How To Craft The Perfect Apology
Not all apologies are created equal!
Posted June 3, 2012
Before I share a template for a great apology, let’s look at examples of lame ones. Warning: Do not try these at home…
- "Sooorrry!! Jeez!" — Not every sentence with the word “sorry” in it is an apology.
- “Well, I’m sorry you feel that way.” — Uh oh. You just blamed the victim for choosing to suffer emotionally as a result of your actions. Lame!
- "I’m sorry. Now…is there anything you’d like to apologize for??? — Nice try, but it ain’t gonna work.
- "I’m sorry, but you deserved it." — You’d better duck. There may be a fist coming your way shortly.
My husband is great at apologizing. Not that he has too much to apologize for, but when he does offer one, I always feel better about the situation and about our relationship in general.
And that’s what apologies do– they heal.
But healing work is the work of the brave. It takes guts. Why? Because it’s scary to make yourself vulnerable, to face the people you’ve hurt, to be fully accountable for your words and actions, and to accept the consequences of your mistakes. It’s uncomfortable. It’s embarrassing. And it’s hard to face the truth, particularly when the truth is that you screwed up.
Here’s something else you need to know: apologies are not about you. They are about the person you hurt and the relationship you share. If you make your apology about yourself, you’ll do a lame half-assed job of it in an effort to minimize your pain, guilt, and embarrassment. But if you remember that the apology is (mostly) for the other person, you will see the process more objectively: apologizing is an honorable first step in the journey toward healing. It’s a sacred act, and you are a critical part of it.
So there’s no need to hide from those you hurt. Be humble in your approach, but confident in your decision. Step up to the plate and follow this template:
“I’m sorry for ___.”
Be very specific about what you’re apologizing for. It’s not enough to say, “I’m sorry for anything I did that may have hurt you,” or “I said some things I shouldn’t have said.” I’ll give you a B- for your effort with those lines, but the person you hurt doesn’t remember their pain in generalities — they remember the words you used and the smallest details of your actions. So while you could start off with those generic lines, remember to follow up with a detailed list of your mistakes. The person receiving your apology will perceive it as more authentic and sincere (because you actually know what your crimes were and why they were wrong), and they will experience healing in a deeper and longer lasting way.

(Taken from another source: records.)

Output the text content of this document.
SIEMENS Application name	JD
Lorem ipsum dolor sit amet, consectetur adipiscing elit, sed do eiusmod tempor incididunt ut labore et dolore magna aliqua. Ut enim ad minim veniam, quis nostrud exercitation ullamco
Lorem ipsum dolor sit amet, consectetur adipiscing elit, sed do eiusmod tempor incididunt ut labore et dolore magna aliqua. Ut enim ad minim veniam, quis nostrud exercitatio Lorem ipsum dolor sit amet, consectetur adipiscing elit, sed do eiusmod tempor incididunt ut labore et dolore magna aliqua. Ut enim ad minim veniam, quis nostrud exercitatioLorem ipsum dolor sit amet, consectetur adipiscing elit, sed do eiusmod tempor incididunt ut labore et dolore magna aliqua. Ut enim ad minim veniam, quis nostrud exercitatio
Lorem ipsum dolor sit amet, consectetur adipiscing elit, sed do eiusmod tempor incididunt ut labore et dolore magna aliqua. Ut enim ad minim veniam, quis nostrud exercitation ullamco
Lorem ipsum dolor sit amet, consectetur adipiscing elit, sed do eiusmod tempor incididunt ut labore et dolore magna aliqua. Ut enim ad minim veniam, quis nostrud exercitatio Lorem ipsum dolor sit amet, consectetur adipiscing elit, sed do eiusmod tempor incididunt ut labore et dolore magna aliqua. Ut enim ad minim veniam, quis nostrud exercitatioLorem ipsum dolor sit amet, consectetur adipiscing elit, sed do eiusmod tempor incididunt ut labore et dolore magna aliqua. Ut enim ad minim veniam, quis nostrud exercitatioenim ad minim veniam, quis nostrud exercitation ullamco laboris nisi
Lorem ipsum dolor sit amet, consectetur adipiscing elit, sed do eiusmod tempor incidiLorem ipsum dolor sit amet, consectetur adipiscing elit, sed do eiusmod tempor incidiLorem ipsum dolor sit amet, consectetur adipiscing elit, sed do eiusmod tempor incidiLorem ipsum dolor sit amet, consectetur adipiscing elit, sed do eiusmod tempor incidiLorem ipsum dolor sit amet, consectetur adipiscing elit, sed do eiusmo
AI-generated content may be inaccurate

“I realize my actions caused you to ___.”
Acknowledge the emotional and physical consequences that the person has suffered as a result of what you’ve done. Once again it’s about being specific. How did you make this person feel? In what ways was their life changed because of your actions?
“I wish I had said (or done) ____ instead.”
By listing alternative scenarios, you show that you’ve consciously thought about the nature of your mistakes and how they could have been avoided. This will be very satisfying to those who hate your guts.
“I know I can’t erase the past, but I am prepared to ____ in order to make things right between us.” OR…”What can I do to make things right?”
This will show the person how serious you are about repairing the damage you have created. It is one of the most effective and satisfying forms of justice, and it will help the person heal.
"Is there anything else I’ve said or done that hurt you?”
Here you are giving the person an opportunity to vent, even if it means that they’re repeating the offenses and consequences you listed in your apology. This is tremendously important because a powerful part of the healing process is the purging of thoughts and emotions that have plagued the wounded person. Many people cannot feel a sense of closure unless they get everything off their chest.
“From this experience I’ve learned ___.”
When you demonstrate that you’ve learned important life lessons as a result of the situation, it gives the other person a sense that none of it was in vain — that the “perpetrator” has grown and will not strike again, and that the world is a better place for it. (Besides, there should always be personal growth happening. Always. So you’d better have a good answer for this one anyway!)
Remember, just because you make a great apology doesn’t mean it will be accepted. This is just one of the consequences of your actions. And sometimes a great apology is followed by a delayed reaction — like a seed planted in the ground, it could take a long time before it settles in and bears fruit.
Lastly, apologies are helpful and healing to relationships even if your crime was a minor one, even if the hurt was due to a simple misunderstanding, and even if the other person’s crimes against you were far worse. (Which sucks, I know! I’ve SO been there!) But what’s important is that you are accountable for your own actions. The rest is out of your hands.
YOUR TURN: What has your experience been with lame vs. healing apologies?